例如,我正在使用 cmake,它被配置为在构建时从 *.l 和 *.y 文件生成词法分析器/解析器。理想情况下,我想要一个不需要安装 GHC 或其他 Haskell 编译器的解决方案。

ruby unicode cmake flex-lexer

事实证明,在 Flex 中获得 unicode 支持将是一件痛苦的事情,除非 Flex 源代码本身添加它。那里似乎有一些针对 unicode 的实验性内容,但从未将其制作成我能找到的版本。

Ragel 文档 很有洞察力,并且内置了对 Unicode 的支持。我后来发现了这篇文章,它给出了如何让 Ragel 和 C++ 很好地配合的示例。似乎是更好的选择,所以就这样吧。

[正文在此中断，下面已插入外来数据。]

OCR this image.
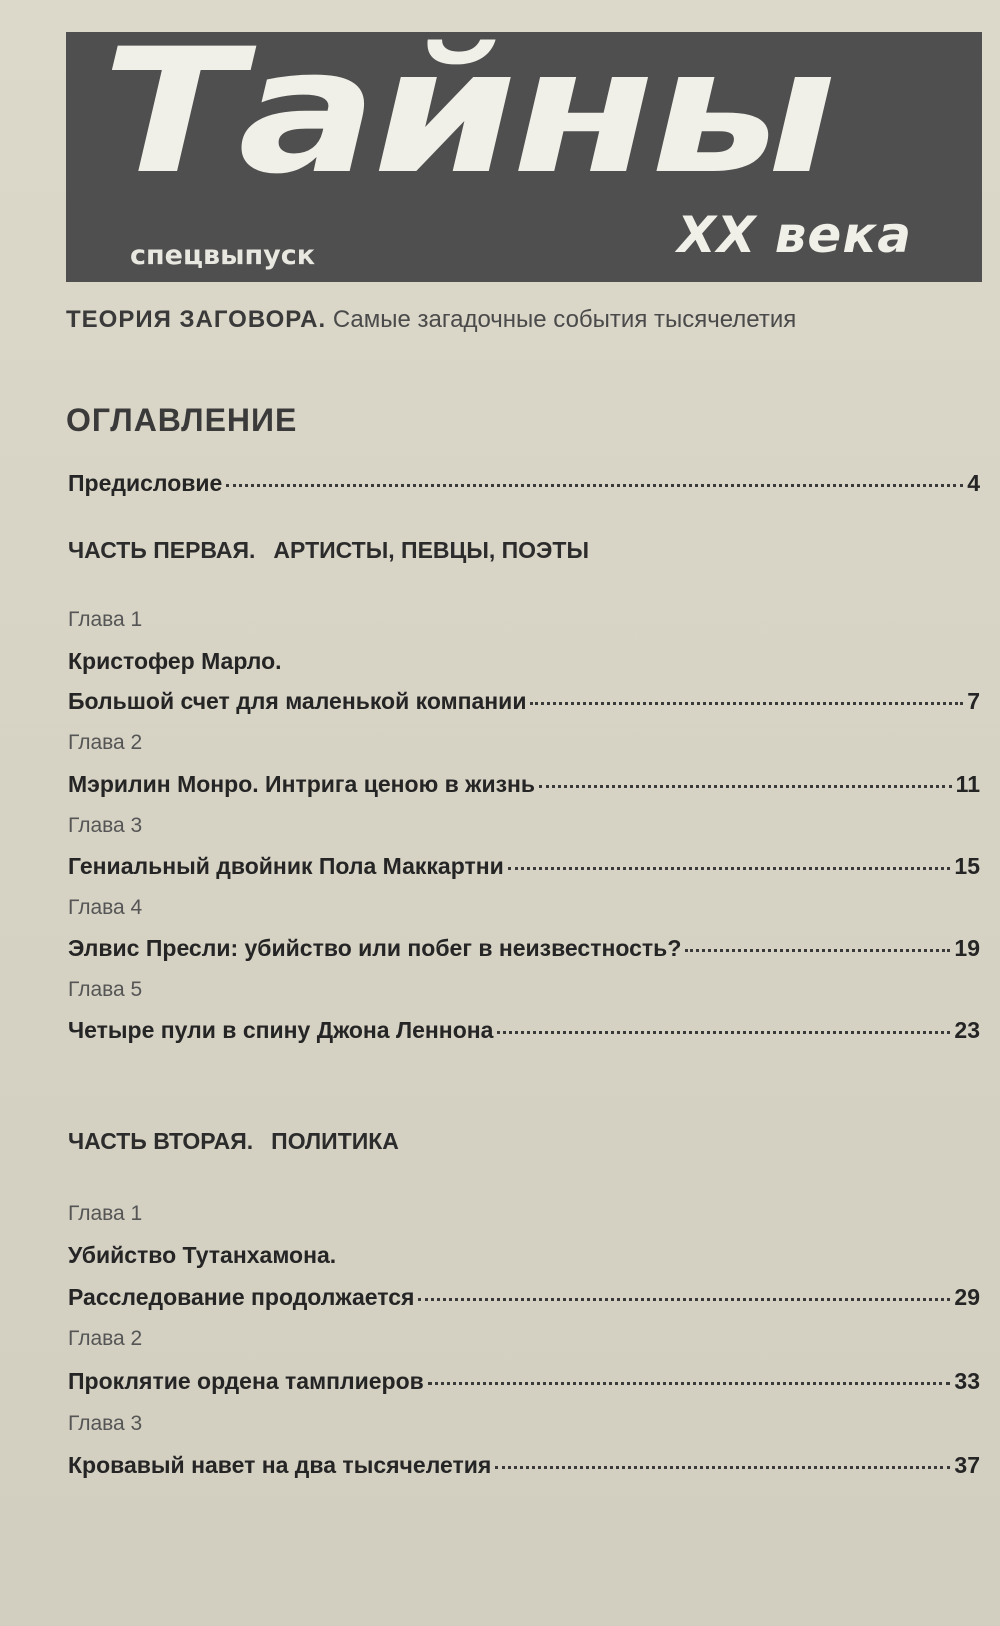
Тайны
спецвыпуск	XX века
ТЕОРИЯ ЗАГОВОРА. Самые загадочные события тысячелетия
ОГЛАВЛЕНИЕ
Предисловие	4
ЧАСТЬ ПЕРВАЯ. АРТИСТЫ, ПЕВЦЫ, ПОЭТЫ
Глава 1
Кристофер Марло.
Большой счет для маленькой компании	7
Глава 2
Мэрилин Монро. Интрига ценою в жизнь	11
Глава 3
Гениальный двойник Пола Маккартни	15
Глава 4
Элвис Пресли: убийство или побег в неизвестность?	19
Глава 5
Четыре пули в спину Джона Леннона	23
ЧАСТЬ ВТОРАЯ. ПОЛИТИКА
Глава 1
Убийство Тутанхамона.
Расследование продолжается	29
Глава 2
Проклятие ордена тамплиеров	33
Глава 3
Кровавый навет на два тысячелетия	37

上面所说的“内置支持”或许有些夸张。获得 unicode 支持变得更加容易,但这不仅仅是开箱即用的事情。 使用 cmake,我从派生的 UCD 7 文件生成状态机。 在 CMakeLists.txt 中我这样做:

#Ruby is required to generate a unicode Ragel machine FIND_PACKAGE(Ruby REQUIRED) MESSAGE("Found Ruby ${RUBY_VERSION}") SET(UNICODE_MACHINE_PATH "${PROJECT_SOURCE_DIR}/src/unicode.rl") if(NOT EXISTS ${UNICODE_MACHINE_PATH} OR gen_unicode) MESSAGE("Attempting to generate unicode state machine") EXECUTE_PROCESS(COMMAND ${RUBY_EXECUTABLE} ${PROJECT_SOURCE_DIR}/unicode2ragel.rb OUTPUT_FILE ${UNICODE_MACHINE_PATH} RESULT_VARIABLE RAGEL_UNICODE_GEN_RES) if(${RAGEL_UNICODE_GEN_RES} EQUAL 0) MESSAGE("Generaged Ragel Unicode state machine") else() MESSAGE(SEND_ERROR "Unable to generate unicode state machine") endif() endif()

然后在 unicode2ragel.rb 中(随 Ragel 一起提供,并针对 UCD 7 进行了轻微修改)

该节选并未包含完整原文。